Une démocratie à rebours : l’exclusion des citoyens européens aux élections régionales Note de réflexion
Rédigée dans le cadre des travaux de la commission politique « Citoyenneté et fédéralisme interne », cette note de réflexion de Marion Larché pose la question du droit de vote des citoyens européens aux élections régionales.
1 757 conseillers régionaux seront élus dans quelques jours et aucun d’entre eux ne pourra se féliciter d’une victoire remportée grâce aux voix des ressortissants d’autres États membres de l’Union résidant en France. Citoyens européens et administrés de nos régions françaises, ces derniers sont pourtant privés du droit de vote et d’éligibilité aux élections régionales. Alors que la question du droit de vote des étrangers a de nouveau animé le débat public ces dernières semaines, l’exclusion des ressortissants européens non nationaux demeure une anomalie regrettable de notre système démocratique. À l’heure où la dénonciation du déficit démocratique ne cesse de prospérer en Europe, il apparaît nécessaire de promouvoir la citoyenneté de résidence et de permettre ainsi à tous les européens résidant légalement en France de pouvoir participer aux décisions locales.
Actuellement, seuls peuvent participer aux élections régionales, les françaises et les français âgés de 18 ans accomplis, jouissant de leurs droits civils et politiques et inscrits sur les listes électorales. La fermeture des urnes aux citoyens européens résidant en France est incohérente et inégalitaire.

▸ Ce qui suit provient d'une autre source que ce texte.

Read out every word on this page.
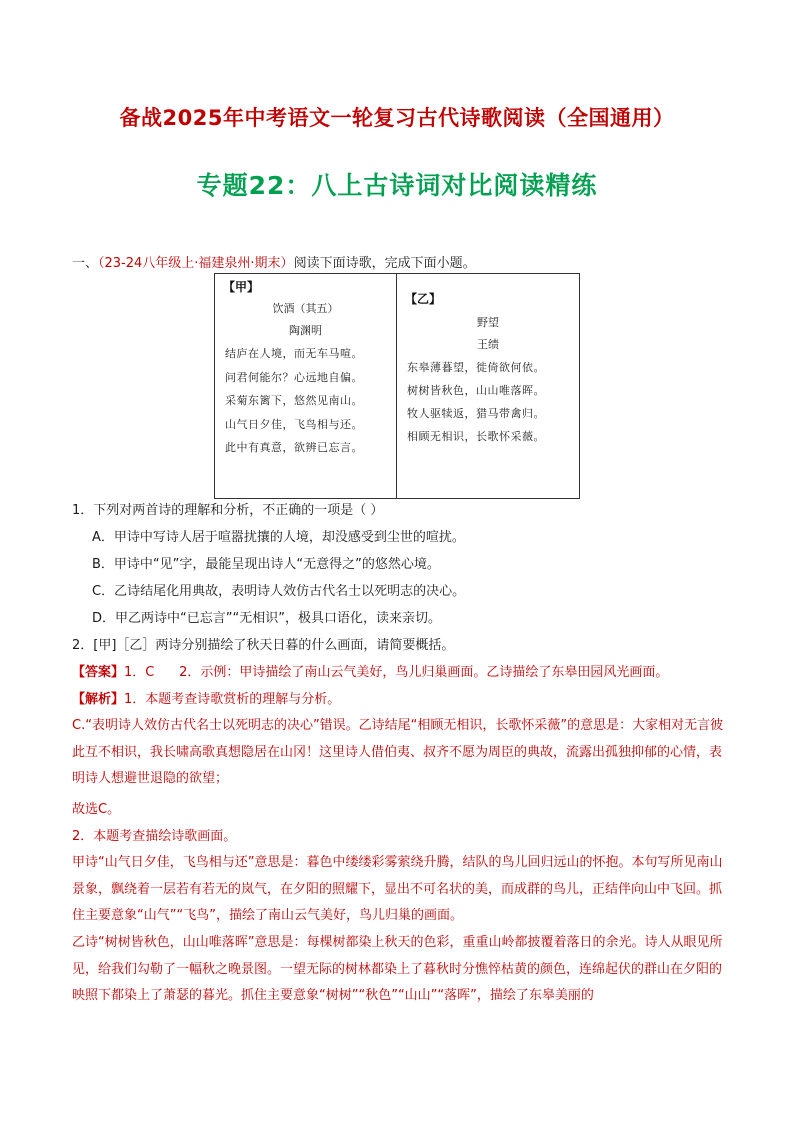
备战2025年中考语文一轮复习古代诗歌阅读（全国通用）
专题22：八上古诗词对比阅读精练
一、（23-24八年级上·福建泉州·期末）阅读下面诗歌，完成下面小题。
【甲】
饮酒（其五）
陶渊明
结庐在人境，而无车马喧。
问君何能尔？心远地自偏。
采菊东篱下，悠然见南山。
山气日夕佳，飞鸟相与还。
此中有真意，欲辨已忘言。
【乙】
野望
王绩
东皋薄暮望，徙倚欲何依。
树树皆秋色，山山唯落晖。
牧人驱犊返，猎马带禽归。
相顾无相识，长歌怀采薇。
1．下列对两首诗的理解和分析，不正确的一项是（ ）
A．甲诗中写诗人居于喧嚣扰攘的人境，却没感受到尘世的喧扰。
B．甲诗中“见”字，最能呈现出诗人“无意得之”的悠然心境。
C．乙诗结尾化用典故，表明诗人效仿古代名士以死明志的决心。
D．甲乙两诗中“已忘言”“无相识”，极具口语化，读来亲切。
2．[甲]［乙］两诗分别描绘了秋天日暮的什么画面，请简要概括。
【答案】1．C      2．示例：甲诗描绘了南山云气美好，鸟儿归巢画面。乙诗描绘了东皋田园风光画面。
【解析】1．本题考查诗歌赏析的理解与分析。
C.“表明诗人效仿古代名士以死明志的决心”错误。乙诗结尾“相顾无相识，长歌怀采薇”的意思是：大家相对无言彼此互不相识，我长啸高歌真想隐居在山冈！这里诗人借伯夷、叔齐不愿为周臣的典故，流露出孤独抑郁的心情，表明诗人想避世退隐的欲望；
故选C。
2．本题考查描绘诗歌画面。
甲诗“山气日夕佳，飞鸟相与还”意思是：暮色中缕缕彩雾萦绕升腾，结队的鸟儿回归远山的怀抱。本句写所见南山景象，飘绕着一层若有若无的岚气，在夕阳的照耀下，显出不可名状的美，而成群的鸟儿，正结伴向山中飞回。抓住主要意象“山气”“飞鸟”，描绘了南山云气美好，鸟儿归巢的画面。
乙诗“树树皆秋色，山山唯落晖”意思是：每棵树都染上秋天的色彩，重重山岭都披覆着落日的余光。诗人从眼见所见，给我们勾勒了一幅秋之晚景图。一望无际的树林都染上了暮秋时分憔悴枯黄的颜色，连绵起伏的群山在夕阳的映照下都染上了萧瑟的暮光。抓住主要意象“树树”“秋色”“山山”“落晖”，描绘了东皋美丽的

En biaisant notre système de représentation et en malmenant le sens de la citoyenneté, cette éviction électorale affaiblit considérablement la construction de la démocratie européenne.
1) L’exclusion du droit de vote est incohérente
Alors que le Traité de Maastricht, signé en 1992, a octroyé à tout citoyen européen le droit de vote et d’éligibilité aux élections locales et que, depuis cette date, chacun bénéficie de la possibilité d’élire les représentants municipaux, il demeure parfaitement incohérent de ne pas étendre ce droit dans le cadre des collectivités territoriales plus vastes que constituent nos régions. L’article 72 de notre Constitution place d’ailleurs toutes les collectivités territoriales – les régions, départements et communes – sur un même plan. L’éviction est d’autant plus incohérente et infondée au regard des prérogatives qui ont été confiées aux régions. Selon la loi de décentralisation de 2004, la région est la collectivité territoriale bénéficiant des transferts de compétences les plus importants. Elle œuvre ainsi considérablement dans des domaines tels que celui des transports, de l’éducation ou encore de la formation professionnelle. Alors que le gouvernement justifie la réforme territoriale de 2015 par la nécessité d’instituer une meilleure prise en compte des besoins citoyens, il convient de rappeler que ces besoins sont autant ceux des nationaux que ceux des non nationaux.
Ainsi, chaque ressortissant européen non national devrait disposer à la fois d’une voix aux municipales et d’une voix aux régionales.
2) L’éviction du droit de vote est inégalitaire
Aucun motif ne semble justifier une telle discrimination entre des citoyens français et des citoyens européens en provenance d’autres États membres. Comme les nationaux, ils travaillent et vivent au sein de notre collectivité et entrent dans la catégorie des contribuables. Or historiquement, et selon la tradition empruntée au régime parlementaire anglais du XVIIème siècle, la logique première de chaque système démocratique exige que la qualité de contribuable offre un droit de regard sur les dépenses publiques. « No taxation without représentation » !
Un allemand, un italien ou un danois qui réside en France a donc tout autant le droit qu’un français de participer aux décisions qui concernent la collectivité.
3) L’éviction du droit de vote bafoue la démocratie européenne
Le système actuel heurte et fragilise les bases mêmes de la citoyenneté supranationale instaurée il y a plus de 20 ans par le Traité de Maastricht. L’objet même de la citoyenneté européenne est d’octroyer les mêmes droits à chaque européen, qu’il s’agisse de la liberté de circulation, du droit de séjour, du droit de travailler, du droit de s’établir ou encore du droit de voter, et ce peu importe son lieu de résidence ou sa nationalité. Alors que les citoyens de l’UE en résidence régulière peuvent participer aux élections du Parlement européen en France, il semble aberrant qu’il ne puisse faire entendre leurs voix à l’échelle régionale.
La citoyenneté européenne n’est pas qu’un symbole. En se superposant à notre citoyenneté nationale, elle doit garantir l’égalité à chaque Européen et promouvoir sans attendre la citoyenneté de résidence ; cette même citoyenneté de résidence promue par la Convention du Conseil de l’Europe de 1992 relative à la participation des étrangers à la vie publique et que la France, à l’instar de ses voisins italiens et danois, gagnerait à signer afin d’améliorer l’intégration des résidents étrangers dans la vie des collectivités locales.